Madam Chair, I will manage to finish this debate, I promise.
I do not share the enthusiasm of my colleague from Trois-Rivières and my friend the parliamentary secretary.
As for the announcements made on August 5 regarding the $700 million in access to liquidity and the $500 million earmarked for improving production chains, unfortunately I am hearing on the ground that the $700 million will be used up by March. There will be nothing left for access to liquidity. However, I would remind members that this $700 million is intended to compensate for the $10 billion that is currently being held captive in the United States.
I also found out today that the people affected by the closure in Saint‑Michel‑des‑Saints do not have access to the $700 million for administrative reasons that escape me. They do not have access to it. The 150 employees in Saint‑Michel‑des‑Saints who are unemployed because of the mill closure will remain unemployed. Between August 5 and the time things started moving in late October, early November, I feel like it took a very long time before action was taken.
It is also important to point out that Building Canada Homes can be part of the solution, but we will never be able to replace the entire American market. I take no pleasure in saying that. People in the forestry sector say that we will never be able to completely replace the American market. We need to accept that. If we want to achieve that, the forestry sector will have to undergo a major transformation, and that is not going to happen in five or six months, or even in two or three years. It will take 10 to 15 years. What we need during that 10-to-15-year period is concrete action.
As I said, we want to talk about concrete measures this evening. I would like to share a few suggestions with my colleagues right now. I will come back to payments for countervailing duties at the end of my speech.
We could implement a program modelled on the Canada emergency business account, which we used during the COVID‑19 pandemic, by offering interest-free loans that are conditionally repayable, in part, to self-employed workers and forestry subcontractors. That is important. When I talk about subcontractors and self-employed workers, it is important to realize that the forestry sector is an industry with people whose job profiles are very different. Liquidity programs are very little help to subcontractors and the self-employed. However, if the government sets up a program similar to the emergency account, it could help those people.
The government could set up a wage subsidy program to enable laid-off workers to keep their jobs. What we want to do with the people who are in limbo because of sawmill closures, such as in Saint‑Michel‑des‑Saints, is to keep them working so that they do not disappear into other sectors, and we do not end up with weakened industries once the construction crisis in the United States is over.

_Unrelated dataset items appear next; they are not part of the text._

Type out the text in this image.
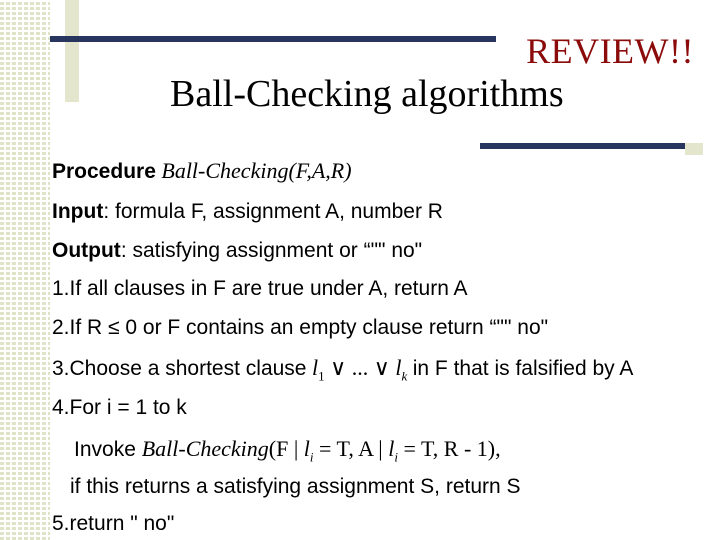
REVIEW!!
Ball-Checking algorithms
Procedure Ball-Checking(F,A,R)
Input: formula F, assignment A, number R
Output: satisfying assignment or “"" no"
1.If all clauses in F are true under A, return A
2.If R ≤ 0 or F contains an empty clause return “"" no"
3.Choose a shortest clause $l_1$ ∨ ... ∨ $l_k$ in F that is falsified by A
4.For i = 1 to k
Invoke Ball-Checking(F | $l_i = T$, A | $l_i = T$, R - 1),
if this returns a satisfying assignment S, return S
5.return " no"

As part of the renegotiation of CUSMA, we need to ensure that the dispute mechanism is better structured in order to prevent the American stalling tactics that we are currently seeing. The Americans always lose at international trade tribunals. However, since the United States plays dirty, it is continuing the dispute.
The allegations made by the American lobby only involve wood from public forests, so we are asking for an exemption for wood from private forests. It has long been known that the Americans claim that Canada's forestry sector is being illegally subsidized with very low stumpage fees, which is no longer the case. However, the special status of private forests, which are in another sector, is never recognized.

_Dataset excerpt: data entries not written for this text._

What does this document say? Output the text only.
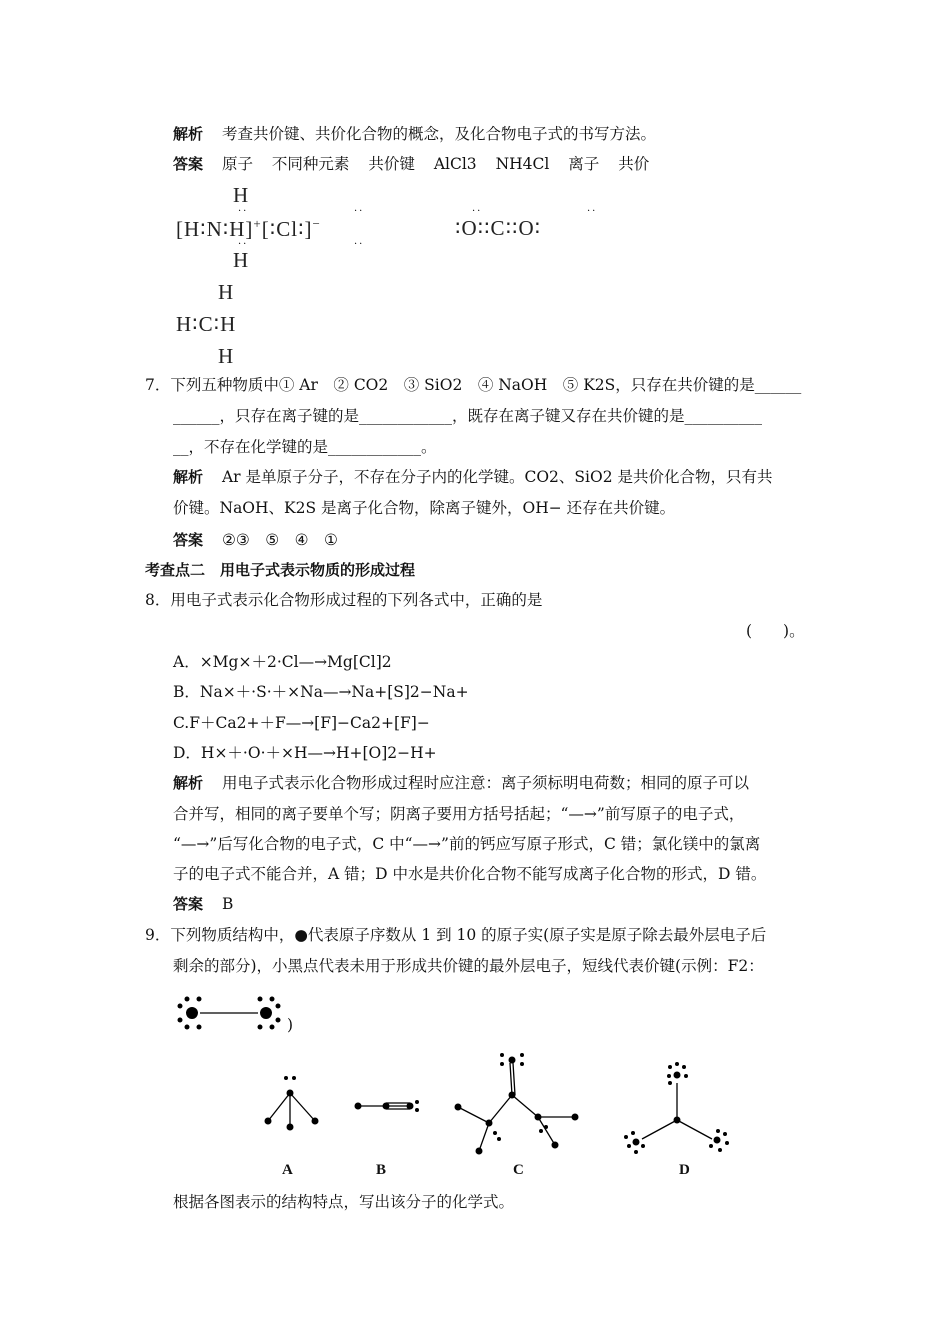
解析 考查共价键、共价化合物的概念，及化合物电子式的书写方法。
答案 原子 不同种元素 共价键 AlCl3 NH4Cl 离子 共价
H
[H∶N∶H]+[∶Cl∶]−
H
··
··
··
··
∶O∶∶C∶∶O∶
··	··
H
H∶C∶H
H
7．下列五种物质中① Ar　② CO2　③ SiO2　④ NaOH　⑤ K2S，只存在共价键的是______
______，只存在离子键的是____________，既存在离子键又存在共价键的是__________
__，不存在化学键的是____________。
解析 Ar 是单原子分子，不存在分子内的化学键。CO2、SiO2 是共价化合物，只有共
价键。NaOH、K2S 是离子化合物，除离子键外，OH− 还存在共价键。
答案 ②③　⑤　④　①
考查点二　用电子式表示物质的形成过程
8．用电子式表示化合物形成过程的下列各式中，正确的是
(　　)。
A．×Mg×＋2·Cl—→Mg[Cl]2
B．Na×＋·S·＋×Na—→Na+[S]2−Na+
C.F＋Ca2+＋F—→[F]−Ca2+[F]−
D．H×＋·O·＋×H—→H+[O]2−H+
解析 用电子式表示化合物形成过程时应注意：离子须标明电荷数；相同的原子可以
合并写，相同的离子要单个写；阴离子要用方括号括起；“—→”前写原子的电子式，
“—→”后写化合物的电子式，C 中“—→”前的钙应写原子形式，C 错；氯化镁中的氯离
子的电子式不能合并，A 错；D 中水是共价化合物不能写成离子化合物的形式，D 错。
答案 B
9．下列物质结构中，●代表原子序数从 1 到 10 的原子实(原子实是原子除去最外层电子后
剩余的部分)，小黑点代表未用于形成共价键的最外层电子，短线代表价键(示例：F2：
)
A	B	C	D
根据各图表示的结构特点，写出该分子的化学式。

We must ensure recognition for Quebec's forestry system, which operates on an auction model and complies with free trade requirements. We must create an industrial development strategy focused on increased resource processing and on research to develop new products. The government may be working on this, but it will take time, as I said earlier.
This brings me to what I consider to be the key measure. I want to explain it properly, because I was a bit rushed earlier. Where does the real problem with countervailing duties come from? It comes from the fact that 45% of all money in forestry transactions is held captive. We could recover that 45% if the government agreed to pay 50% of the anti-dumping countervailing duties at the end of each month.
If that were to happen, we would save jobs and support the forestry sector. The government would be guaranteed repayment once the dispute is resolved.
It would not cost anything, no one would pay for it and we would save one of Quebec's leading economic sectors.